There’s a lot of science in the new BMW M5. Before setting off, you can tweak the engine, the gearbox, the suspension and the seats. And it’s all very impressive. But I much prefer the approach taken by the skunkworks deep inside Merc’s special forces division, AMG. Which is: no science at all. Recently AMG’s cars have started to become a bit soft. The raw, visceral engines have been muted with turbochargers to keep the emissions down, and the standard automatic gearboxes have been replaced with flappy-paddle-operated manuals that work just fine on the open road but with an epileptic jerkiness in town.

AMG says that the new C 63 Black Series is softer, too. It says it’s listened to criticism — from me mostly — that the old CLK Black was too hard for the real world and that the new model is kinder to your spine. Well, you could have fooled me. It’s like being inside a fridge-freezer that’s tumbling end over end down the side of a rocky escarpment. Is it softer than the old car? Perhaps, but not in a way that the human bottom could ever detect.

It even looks more racy. Like the old car it has flared wheelarches to accommodate the wide track, but in addition there are now nostrils in the bonnet and, if you tick the right option boxes, all sorts of carbon-fibre winglets designed to show other traffic that you are in agony. Deep down, it’s eight miles north of Detroit, on a Saturday night, with its cap on back to front. Deep down, it’s a muscle car.

Of course, you may think that all of this is necessary and important at the track.
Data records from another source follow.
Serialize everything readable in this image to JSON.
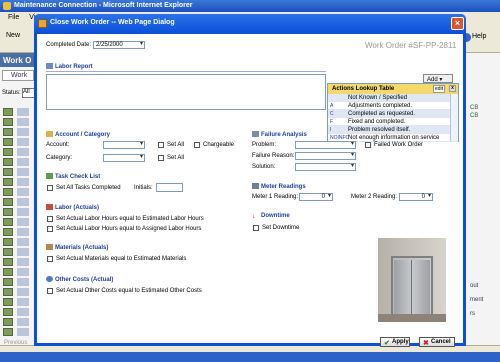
{
  "browser": {
    "title": "Maintenance Connection - Microsoft Internet Explorer",
    "menu": [
      "File",
      "View"
    ],
    "toolbar_new": "New",
    "toolbar_help": "Help",
    "left_header": "Work O",
    "left_tab": "Work",
    "status_label": "Status:",
    "status_value": "All",
    "previous": "Previous",
    "right_fragments": [
      "CB",
      "CB",
      "out",
      "ment",
      "rs"
    ]
  },
  "dialog": {
    "title": "Close Work Order -- Web Page Dialog",
    "work_order": "Work Order #SF-PP-2811",
    "completed_date_label": "Completed Date:",
    "completed_date_value": "2/25/2000"
  },
  "labor_report": {
    "title": "Labor Report",
    "add_label": "Add"
  },
  "lookup": {
    "title": "Actions Lookup Table",
    "edit_label": "edit",
    "close_label": "x",
    "rows": [
      {
        "code": "",
        "desc": "Not Known / Specified"
      },
      {
        "code": "A",
        "desc": "Adjustments completed."
      },
      {
        "code": "C",
        "desc": "Completed as requested."
      },
      {
        "code": "F",
        "desc": "Fixed and completed."
      },
      {
        "code": "I",
        "desc": "Problem resolved itself."
      },
      {
        "code": "NOINFO",
        "desc": "Not enough information on service"
      }
    ]
  },
  "account": {
    "title": "Account / Category",
    "account_label": "Account:",
    "set_all_1": "Set All",
    "chargeable": "Chargeable",
    "category_label": "Category:",
    "set_all_2": "Set All"
  },
  "failure": {
    "title": "Failure Analysis",
    "problem_label": "Problem:",
    "failed_wo": "Failed Work Order",
    "reason_label": "Failure Reason:",
    "solution_label": "Solution:"
  },
  "tasks": {
    "title": "Task Check List",
    "set_all_tasks": "Set All Tasks Completed",
    "initials_label": "Initials:"
  },
  "labor_actuals": {
    "title": "Labor (Actuals)",
    "opt1": "Set Actual Labor Hours equal to Estimated Labor Hours",
    "opt2": "Set Actual Labor Hours equal to Assigned Labor Hours"
  },
  "meter": {
    "title": "Meter Readings",
    "meter1_label": "Meter 1 Reading:",
    "meter1_value": "0",
    "meter2_label": "Meter 2 Reading:",
    "meter2_value": "0"
  },
  "downtime": {
    "title": "Downtime",
    "set_downtime": "Set Downtime"
  },
  "materials": {
    "title": "Materials (Actuals)",
    "opt": "Set Actual Materials equal to Estimated Materials"
  },
  "other_costs": {
    "title": "Other Costs (Actual)",
    "opt": "Set Actual Other Costs equal to Estimated Other Costs"
  },
  "buttons": {
    "apply": "Apply",
    "cancel": "Cancel"
  },
  "colors": {
    "dialog_frame": "#0a50d8",
    "section_title": "#20409a",
    "lookup_header": "#f3d96b"
  }
}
You can even specify the new car with timers that measure your performance not only against previous laps, but also against professional racers. However, it’s all a complete waste of time because on a track this car is not an M5. It is not designed to post the best possible lap time. It is designed purely and simply to eat its own tyres. I got through one set in just 15 minutes.

This hunger for rubber is caused by the engine. It hasn’t been softened, which means you get 6.2 litres of basic, unturbocharged power and torque. The diff may come from the sort of engineering that’s used to open lock gates and the chassis from a book called How Victorians Did Things, but none of it can cope with that V8 firepower. Drive with the traction control on and you won’t go anywhere at all. Drive with it off and you will go everywhere sideways.
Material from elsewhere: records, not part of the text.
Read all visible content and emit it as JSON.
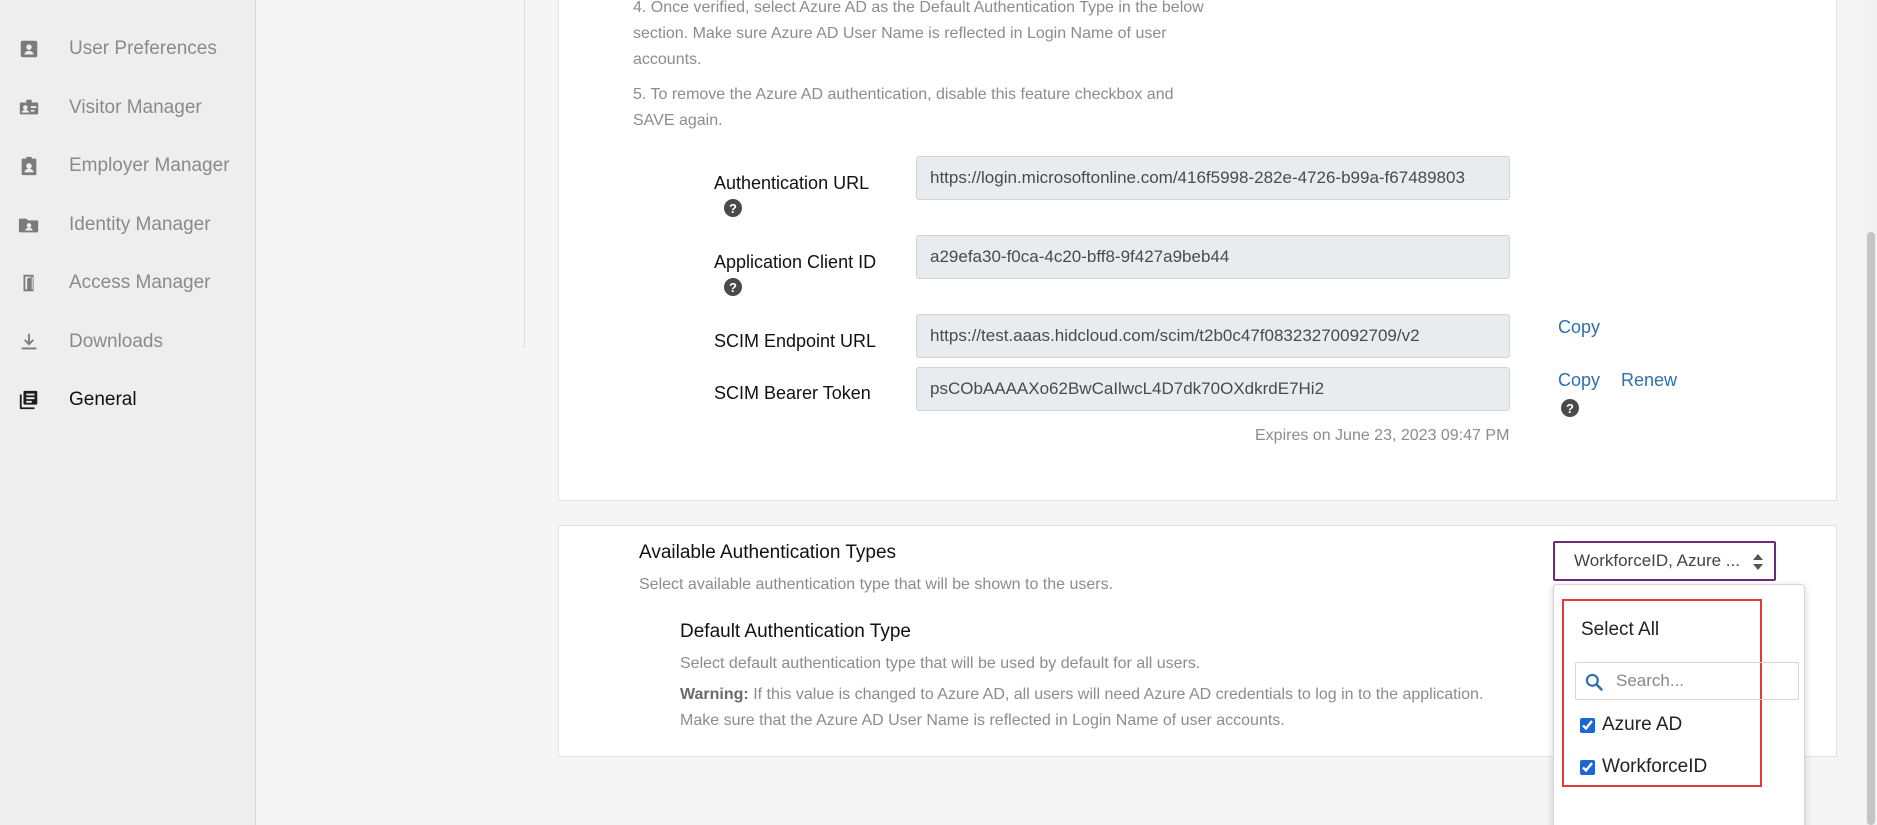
{
  "sidebar": {
    "items": [
      {
        "label": "User Preferences",
        "icon": "user-preferences-icon",
        "active": false
      },
      {
        "label": "Visitor Manager",
        "icon": "visitor-badge-icon",
        "active": false
      },
      {
        "label": "Employer Manager",
        "icon": "employer-badge-icon",
        "active": false
      },
      {
        "label": "Identity Manager",
        "icon": "identity-folder-icon",
        "active": false
      },
      {
        "label": "Access Manager",
        "icon": "door-icon",
        "active": false
      },
      {
        "label": "Downloads",
        "icon": "download-icon",
        "active": false
      },
      {
        "label": "General",
        "icon": "library-icon",
        "active": true
      }
    ]
  },
  "instructions": {
    "step4_line1": "4. Once verified, select Azure AD as the Default Authentication Type in the below",
    "step4_line2": "section. Make sure Azure AD User Name is reflected in Login Name of user",
    "step4_line3": "accounts.",
    "step5_line1": "5. To remove the Azure AD authentication, disable this feature checkbox and",
    "step5_line2": "SAVE again."
  },
  "fields": {
    "auth_url": {
      "label": "Authentication URL",
      "value": "https://login.microsoftonline.com/416f5998-282e-4726-b99a-f67489803"
    },
    "client_id": {
      "label": "Application Client ID",
      "value": "a29efa30-f0ca-4c20-bff8-9f427a9beb44"
    },
    "scim_url": {
      "label": "SCIM Endpoint URL",
      "value": "https://test.aaas.hidcloud.com/scim/t2b0c47f08323270092709/v2",
      "copy_label": "Copy"
    },
    "scim_token": {
      "label": "SCIM Bearer Token",
      "value": "psCObAAAAXo62BwCaIlwcL4D7dk70OXdkrdE7Hi2",
      "copy_label": "Copy",
      "renew_label": "Renew"
    },
    "expires": "Expires on June 23, 2023 09:47 PM",
    "help_glyph": "?"
  },
  "auth_types": {
    "title": "Available Authentication Types",
    "description": "Select available authentication type that will be shown to the users.",
    "selected_value": "WorkforceID, Azure ...",
    "dropdown": {
      "select_all_label": "Select All",
      "search_placeholder": "Search...",
      "options": [
        {
          "label": "Azure AD",
          "checked": true
        },
        {
          "label": "WorkforceID",
          "checked": true
        }
      ]
    }
  },
  "default_auth": {
    "title": "Default Authentication Type",
    "description": "Select default authentication type that will be used by default for all users.",
    "warning_label": "Warning:",
    "warning_text": "If this value is changed to Azure AD, all users will need Azure AD credentials to log in to the application.",
    "warning_text2": "Make sure that the Azure AD User Name is reflected in Login Name of user accounts."
  },
  "colors": {
    "link": "#2f6fb0",
    "select_border": "#6b2c7a",
    "highlight": "#e53935",
    "checkbox": "#1e66d0"
  }
}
This, then, is my sort of car. It’s almost childlike in its honesty. And here’s the best bit. Despite the madness, it is not a stripped-out racing car. Unlike Porsche, which removes even the sat nav and the radio from its track cars and replaces the back seats with scaffolding, Mercedes has left pretty much everything you could reasonably expect in place. It will even, if you ask nicely and cross its palms with silver, put the rear seats back.

If you learn, as I have with my Black, to steer round manhole covers and potholes, you can use the car on a day-to-day basis. It has iPod connectivity. It has air-conditioning. It has a boot. You just have to remember that at no point, on the road, can you ever use full throttle. Unless you’ve just found your wife in bed with your mother, you’ve lost your job and your kids have been arrested.

This car is unique. It’s something that’s not made any more and will probably — because of the world’s poor grasp of science — never be made again. On the face of it, it’s a German DTM racer, a road rocket from the country that invented such things. But, deep down, it’s on Telegraph Road, eight miles north of Detroit, on a Saturday night, with its cap on back to front and a bottle of Coors in its big, working-class paw. Deep down, it’s a muscle car. And Prince Charles will like this. Sometimes it can also be a muscle relaxant.